A cena entre os dois é cruel, ela sem ter o que dizer, totalmente desamparada, e o rapaz ferido em seu mundo de pureza e em seu amor adolescente. Arrancam-se um do outro. A tragédia segue-se inevitável. Um dia, desesperado, Widgren volta ao pequeno quarto pobre onde sua vida se iluminara, mas encontra a namorada morta, e a um canto, trêmulo de pavor, o odioso Calígula. O rapaz acusa-o, mas não tinha sido ele. Bertha morrera de alcoolismo, possivelmente de dor. Calígula é solto pela polícia e torna às suas funções no colégio. Mas Widgren é expulso. Na acariação, em frente do diretor, o rapaz agride Calígula num acesso de fúria. O final é carregado de tristeza, com a formatura dos colegas, que Widgren, de um canto de rua, vê sair alegres pela chuva. A falta da jovem companheira, o contato direto com a miséria do mundo, o remorso de sua própria covardia, o sentimento da expulsão do colégio, tudo isso abre no coração adolescente uma ferida que só se fecha depois visita paternal que lhe faz o diretor, ao longo de uma noite de agonia desespero totais, quando tudo nele extravasa em desconsolo, em remorso, em lágrimas. 

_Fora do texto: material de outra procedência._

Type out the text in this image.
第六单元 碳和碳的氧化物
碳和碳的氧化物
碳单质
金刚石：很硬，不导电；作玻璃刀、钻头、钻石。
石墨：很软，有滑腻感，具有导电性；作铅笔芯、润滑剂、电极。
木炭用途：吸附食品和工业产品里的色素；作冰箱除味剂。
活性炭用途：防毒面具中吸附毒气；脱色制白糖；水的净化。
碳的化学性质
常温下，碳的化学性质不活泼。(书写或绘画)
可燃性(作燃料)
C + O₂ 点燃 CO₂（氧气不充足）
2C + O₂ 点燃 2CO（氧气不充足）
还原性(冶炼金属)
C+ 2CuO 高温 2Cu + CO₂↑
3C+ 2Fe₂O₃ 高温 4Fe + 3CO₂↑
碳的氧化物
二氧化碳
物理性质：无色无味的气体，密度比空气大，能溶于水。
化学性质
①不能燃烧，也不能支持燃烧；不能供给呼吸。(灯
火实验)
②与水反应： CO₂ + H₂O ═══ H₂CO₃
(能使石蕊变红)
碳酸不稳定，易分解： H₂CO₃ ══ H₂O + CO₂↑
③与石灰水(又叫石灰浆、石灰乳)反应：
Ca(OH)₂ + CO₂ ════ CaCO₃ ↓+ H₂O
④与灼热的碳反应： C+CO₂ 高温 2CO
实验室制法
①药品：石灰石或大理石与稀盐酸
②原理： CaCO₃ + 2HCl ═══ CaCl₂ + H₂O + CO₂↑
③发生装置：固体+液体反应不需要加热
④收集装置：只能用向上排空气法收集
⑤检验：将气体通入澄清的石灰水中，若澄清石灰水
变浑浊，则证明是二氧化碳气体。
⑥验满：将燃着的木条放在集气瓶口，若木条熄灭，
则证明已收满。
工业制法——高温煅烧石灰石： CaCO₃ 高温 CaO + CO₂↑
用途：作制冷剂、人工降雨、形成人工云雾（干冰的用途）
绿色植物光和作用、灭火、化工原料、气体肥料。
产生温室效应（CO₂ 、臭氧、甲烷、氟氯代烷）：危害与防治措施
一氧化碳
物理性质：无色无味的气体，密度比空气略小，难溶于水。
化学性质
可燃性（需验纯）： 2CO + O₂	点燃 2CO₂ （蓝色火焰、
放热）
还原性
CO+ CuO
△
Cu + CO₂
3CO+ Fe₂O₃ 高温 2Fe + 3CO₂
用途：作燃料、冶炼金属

O filme termina com a chegada da manhã, que restitui ao mundo um Widgren ainda desolado, mas cuja face revela mais compreensão e experiência. A volta do rapaz para a cidade, vista do alto da colina onde se encontra, constitui uma imagem de grande pureza, que me traz outra não menos pura: a do final de Cidade aberta, quando os meninos voltam para Roma, que se vê ao longe, depois do fuzilamento do Padre. São ambas tremendamente afirmativas revelando, senão otimismo, pelo menos uma dura confiança no futuro e uma fé nos destinos do homem. 

A história de Hets não apresenta nada de especialmente original. É um pedaço da vida de um adolescente em crise, quando todas as suas energias são experimentadas. O que, por um estranho paradoxo do tempo, é original em Hets, é a simplicidade com que a história é narrada pela câmera, na melhor tradição de Sjostrom e Stiller. Desde o grande close-up inicial, que permanece durante o correr dos letreiros, tudo no filme é dito com singeleza, com a singeleza essencial ao tema. Não há qualquer sofisticação, qualquer intenção de "fazer inteligência" qualquer vontade brilhar. As cenas de amor entre Bertha e Widgren podem se cont entre as mais delicadas que já foram feitas. O tratamento da personagem de Calígula, o tarado professor, muito bem representado pelo ator Stig Jarrel, é levado avante sem recursos desnecessários à angulação ou a exagero de preto a branco, tão comuns nos filmes alemães expressionistas e post-expressionistas do mesmo gênero. Hets diz tudo o que quer em poucas palavras, para não dizer imagens. A atuação das três personagens centrais é modelar, recomendando-se especialmente a da atriz Maï Zetterling; a direção de Alf Sjöberb, seguríssima, e a fotografia de Martin Bodin, como já disse, na melhor tradição européia. O cenário, de Ingmar Bergman, sofre de uma certa descontinuidade, que a mim, que sou bastante contra o abuso de continuidade em cinema, me pareceu de ótimo resultado. Não resta dúvida que os cineastas europeus estão dando um banho de cinema em Hollywood.